Why transferring financial risk to an insurance company can be a smart decision

By insurancefocus,

Most families are carrying significant financial risk should the unexpected happen. The big question you have to ask yourself is:

‘Would your family be able to maintain their lifestyle if you died?’

If your answer to this question is no, you need to consider transferring that financial risk to an insurance company.

Your financial adviser can help you do that, as well as answer any questions you have about life insurance, and then calculate how much life insurance you need to safeguard you and your family in the event something should happen to you or your spouse.

And, if you wish, your adviser will use our sophisticated computer program to find you the right cover, at a competitive price, from all the major insurance companies.*

Where should your life insurance be held?

You can hold life insurance in your name, or in your superannuation fund.  Both options have pros and cons.

For example, holding life insurance in your name means that the payout may usually be directed to your beneficiaries quickly and with certainty, and free of tax.  However, you cannot obtain a tax deduction on the annual premiums you pay.

Conversely, if your life insurance is held in your superannuation fund, you may receive a tax reduction on the annual premiums.  In addition, because your superannuation fund pays those premiums, it means you have cover without eating into your family budget.  So this option is usually the more affordable for most people.
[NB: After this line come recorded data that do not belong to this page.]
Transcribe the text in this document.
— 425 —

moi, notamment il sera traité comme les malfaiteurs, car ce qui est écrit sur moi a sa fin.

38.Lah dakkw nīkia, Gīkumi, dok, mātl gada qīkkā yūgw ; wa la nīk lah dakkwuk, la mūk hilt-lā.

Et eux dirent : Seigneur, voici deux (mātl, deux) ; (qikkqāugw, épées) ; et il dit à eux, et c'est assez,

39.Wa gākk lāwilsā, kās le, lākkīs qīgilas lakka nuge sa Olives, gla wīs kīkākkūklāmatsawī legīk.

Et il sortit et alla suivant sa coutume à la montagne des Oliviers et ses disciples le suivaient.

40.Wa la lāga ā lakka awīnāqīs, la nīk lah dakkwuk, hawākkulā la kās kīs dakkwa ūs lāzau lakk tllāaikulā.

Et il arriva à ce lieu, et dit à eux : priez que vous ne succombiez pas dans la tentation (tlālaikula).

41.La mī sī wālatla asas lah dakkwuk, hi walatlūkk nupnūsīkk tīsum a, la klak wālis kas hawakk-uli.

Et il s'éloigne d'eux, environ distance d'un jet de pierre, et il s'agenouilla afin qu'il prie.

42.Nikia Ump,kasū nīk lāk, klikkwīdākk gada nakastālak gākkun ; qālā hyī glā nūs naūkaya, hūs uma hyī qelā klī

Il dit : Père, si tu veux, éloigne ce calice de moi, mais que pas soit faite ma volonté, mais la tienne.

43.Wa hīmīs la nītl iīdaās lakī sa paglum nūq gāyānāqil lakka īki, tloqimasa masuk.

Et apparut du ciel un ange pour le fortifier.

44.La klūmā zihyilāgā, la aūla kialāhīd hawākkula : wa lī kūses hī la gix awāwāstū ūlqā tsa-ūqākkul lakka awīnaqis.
However, if you died, the trustee of your superannuation fund may delay the payment to your beneficiaries, and may even dispute who should receive the payment (especially if you have not made a valid ‘binding death benefit nomination’).  Further, the payment may be taxable at up to 32% if the beneficiary is a non-tax dependant.

How do the insurance companies view you as a risk?

Some insurance companies may charge you significantly less than other companies for the same cover, simply because they see you – or your occupation – as a lower risk.  That’s why you should use a financial adviser who has the ability to compare the policies from the reputable insurers to get the best solution for your particular situation.

What is Life Insurance?

Life insurance pays a lump sum on the death of the insured, and in some cases earlier if the life insured is diagnosed with a terminal illness.  The payout can be used for any purpose – typically it is used by beneficiaries to pay off debt, pay for funeral costs and look after the children’s schooling, and for the balance to be invested to replace the deceased’s salary to help maintain their family’s standard of living.